Under the stoplight at 23rd and Jackson, the intersection was mobbed with people waving signs, marching, chanting, and shouting at cars. On the far corner a cluster of black males shouted angrily at passing vehicles. “You can’t kill us anymore! You can’t kill us anymore!” Several of the signs that people carried had large photographs of victims from the Z Club fire, mostly enlarged high school yearbook photos, grainy and sad in their blurriness. A hundred feet from the intersection a solitary police car was parked on the si
dewalk outside a Starbucks coffee shop, two burly officers looking on with what I could only term feigned disinterest.

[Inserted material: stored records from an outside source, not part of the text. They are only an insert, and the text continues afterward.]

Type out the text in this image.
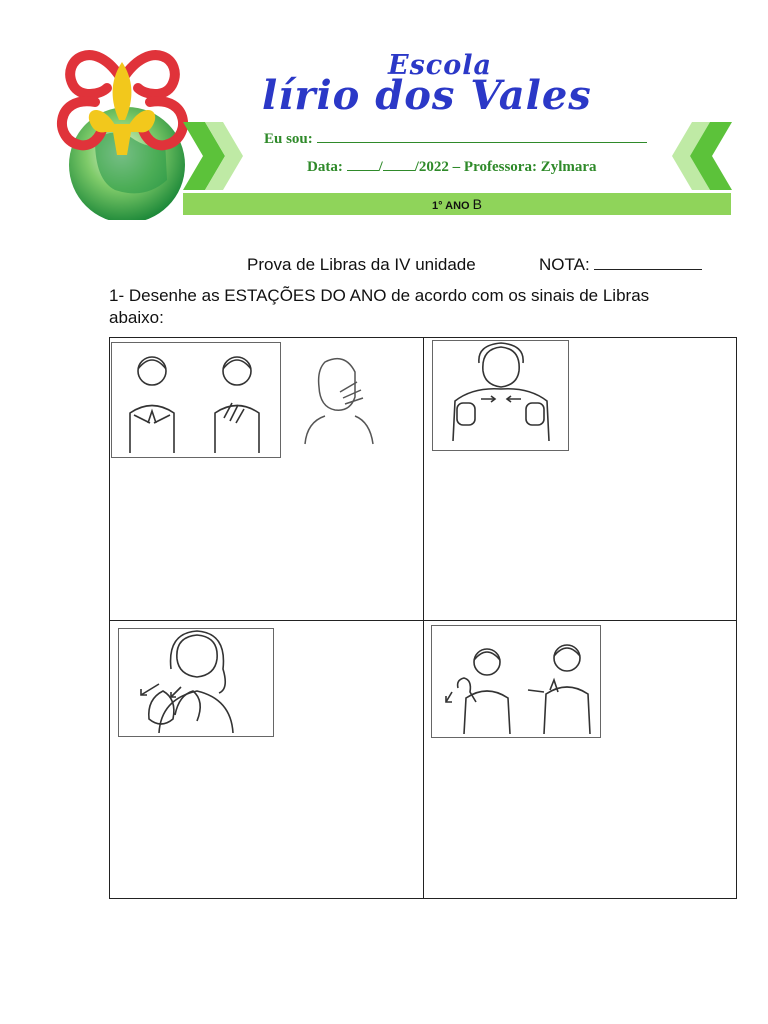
Escola
lírio dos Vales
Eu sou:
Data: / /2022 – Professora: Zylmara
1° ANO B
Prova de Libras da IV unidade	NOTA:
1- Desenhe as ESTAÇÕES DO ANO de acordo com os sinais de Libras abaixo:
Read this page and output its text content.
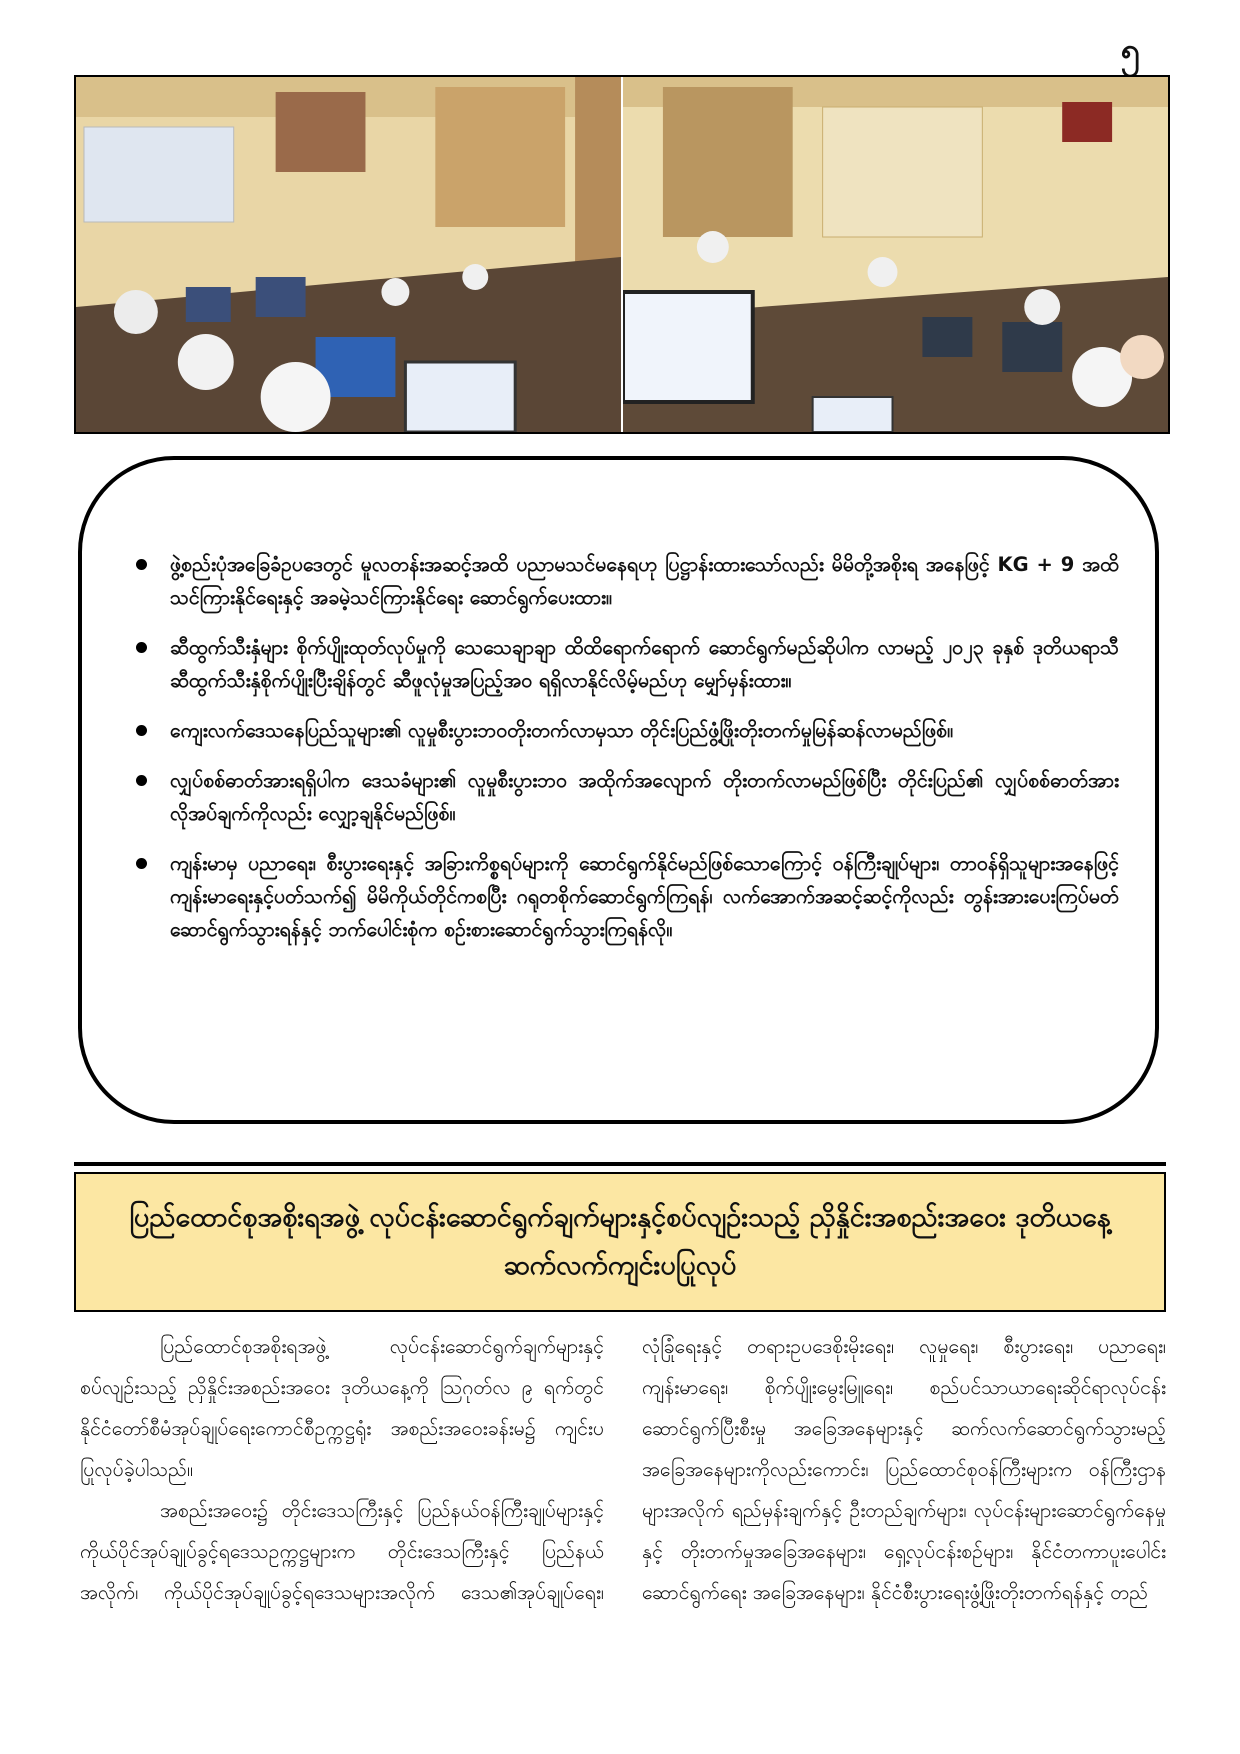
၅
ဖွဲ့စည်းပုံအခြေခံဥပဒေတွင် မူလတန်းအဆင့်အထိ ပညာမသင်မနေရဟု ပြဋ္ဌာန်းထားသော်လည်း မိမိတို့အစိုးရ အနေဖြင့် KG + 9 အထိ သင်ကြားနိုင်ရေးနှင့် အခမဲ့သင်ကြားနိုင်ရေး ဆောင်ရွက်ပေးထား။
ဆီထွက်သီးနှံများ စိုက်ပျိုးထုတ်လုပ်မှုကို သေသေချာချာ ထိထိရောက်ရောက် ဆောင်ရွက်မည်ဆိုပါက လာမည့် ၂၀၂၃ ခုနှစ် ဒုတိယရာသီ ဆီထွက်သီးနှံစိုက်ပျိုးပြီးချိန်တွင် ဆီဖူလုံမှုအပြည့်အဝ ရရှိလာနိုင်လိမ့်မည်ဟု မျှော်မှန်းထား။
ကျေးလက်ဒေသနေပြည်သူများ၏ လူမှုစီးပွားဘဝတိုးတက်လာမှသာ တိုင်းပြည်ဖွံ့ဖြိုးတိုးတက်မှုမြန်ဆန်လာမည်ဖြစ်။
လျှပ်စစ်ဓာတ်အားရရှိပါက ဒေသခံများ၏ လူမှုစီးပွားဘဝ အထိုက်အလျောက် တိုးတက်လာမည်ဖြစ်ပြီး တိုင်းပြည်၏ လျှပ်စစ်ဓာတ်အားလိုအပ်ချက်ကိုလည်း လျှော့ချနိုင်မည်ဖြစ်။
ကျန်းမာမှ ပညာရေး၊ စီးပွားရေးနှင့် အခြားကိစ္စရပ်များကို ဆောင်ရွက်နိုင်မည်ဖြစ်သောကြောင့် ဝန်ကြီးချုပ်များ၊ တာဝန်ရှိသူများအနေဖြင့် ကျန်းမာရေးနှင့်ပတ်သက်၍ မိမိကိုယ်တိုင်ကစပြီး ဂရုတစိုက်ဆောင်ရွက်ကြရန်၊ လက်အောက်အဆင့်ဆင့်ကိုလည်း တွန်းအားပေးကြပ်မတ်ဆောင်ရွက်သွားရန်နှင့် ဘက်ပေါင်းစုံက စဉ်းစားဆောင်ရွက်သွားကြရန်လို။
ပြည်ထောင်စုအစိုးရအဖွဲ့ လုပ်ငန်းဆောင်ရွက်ချက်များနှင့်စပ်လျဉ်းသည့် ညှိနှိုင်းအစည်းအဝေး ဒုတိယနေ့ ဆက်လက်ကျင်းပပြုလုပ်

ပြည်ထောင်စုအစိုးရအဖွဲ့ လုပ်ငန်းဆောင်ရွက်ချက်များနှင့်စပ်လျဉ်းသည့် ညှိနှိုင်းအစည်းအဝေး ဒုတိယနေ့ကို ဩဂုတ်လ ၉ ရက်တွင် နိုင်ငံတော်စီမံအုပ်ချုပ်ရေးကောင်စီဥက္ကဋ္ဌရုံး အစည်းအဝေးခန်းမ၌ ကျင်းပပြုလုပ်ခဲ့ပါသည်။

အစည်းအဝေး၌ တိုင်းဒေသကြီးနှင့် ပြည်နယ်ဝန်ကြီးချုပ်များနှင့် ကိုယ်ပိုင်အုပ်ချုပ်ခွင့်ရဒေသဥက္ကဋ္ဌများက တိုင်းဒေသကြီးနှင့် ပြည်နယ်အလိုက်၊ ကိုယ်ပိုင်အုပ်ချုပ်ခွင့်ရဒေသများအလိုက် ဒေသ၏အုပ်ချုပ်ရေး၊ လုံခြုံရေးနှင့် တရားဥပဒေစိုးမိုးရေး၊ လူမှုရေး၊ စီးပွားရေး၊ ပညာရေး၊ ကျန်းမာရေး၊ စိုက်ပျိုးမွေးမြူရေး၊ စည်ပင်သာယာရေးဆိုင်ရာလုပ်ငန်းဆောင်ရွက်ပြီးစီးမှု အခြေအနေများနှင့် ဆက်လက်ဆောင်ရွက်သွားမည့် အခြေအနေများကိုလည်းကောင်း၊ ပြည်ထောင်စုဝန်ကြီးများက ဝန်ကြီးဌာနများအလိုက် ရည်မှန်းချက်နှင့် ဦးတည်ချက်များ၊ လုပ်ငန်းများဆောင်ရွက်နေမှုနှင့် တိုးတက်မှုအခြေအနေများ၊ ရှေ့လုပ်ငန်းစဉ်များ၊ နိုင်ငံတကာပူးပေါင်းဆောင်ရွက်ရေး အခြေအနေများ၊ နိုင်ငံစီးပွားရေးဖွံ့ဖြိုးတိုးတက်ရန်နှင့် တည်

When we caught the red light and stopped, our fire department vehicle quickly became the focus of a splinter group of sign carriers, all women, stepping into the street to get a gander at the fools in the SFD Suburban. If half an hour earlier I’d been asked whether five middle-aged women in ski parkas carrying signs on sticks could have frightened the living hell out of me, I would have scoffed at the suggestion. But that’s exactly what they were doing: approaching so that their signs rattled against the roof and the spittle from their shouting peppered my window, which they beckoned angrily for me to lower. They shouted at Captain Brown to lower his, too, and for a few moments I was afraid he was going to because he began fumbling with the controls, inexplicably failing at each attempt. Only after we vacated the intersection did he lower the window and then raise it, causing me to laugh nervously at the realization that he’d been toying with them. I wondered if he’d done it out of some warped sense of fun or as a defense mechanism to stall the women.
The chief and captain were both in uniform, but God only knew what the protesters thought I was doing in my pink blouse and navy blazer besides sweating.
I read as many signs as I could. “First the cops/now the firemen.” “JUSTice for the Z Club.” “What Really Happened?” And my two favorites, probably because of the misspellings: “Stop the Z Club liers.” “Give us the truth. Don’t let our children die in vane.”
As we passed Fire Station 6 three blocks later, we could see where the building had been pelted by stones, vegetables, and eggs, with two windows in the garage doors broken. Somebody had spray painted something on one of the building’s cream-colored outer walls, but it had been hastily painted over.
Frankly, if I’d known what a powder keg the situation was, I might not have agreed, but two weeks earlier I’d pledged my support to Miriam Beckmann, the founder of the Z Club Citizens for Truth. She convinced me that my training and my standing in the community made me uniquely qualified to head up a secondary probe, should the results of the first probe turn out to be unsatisfactory.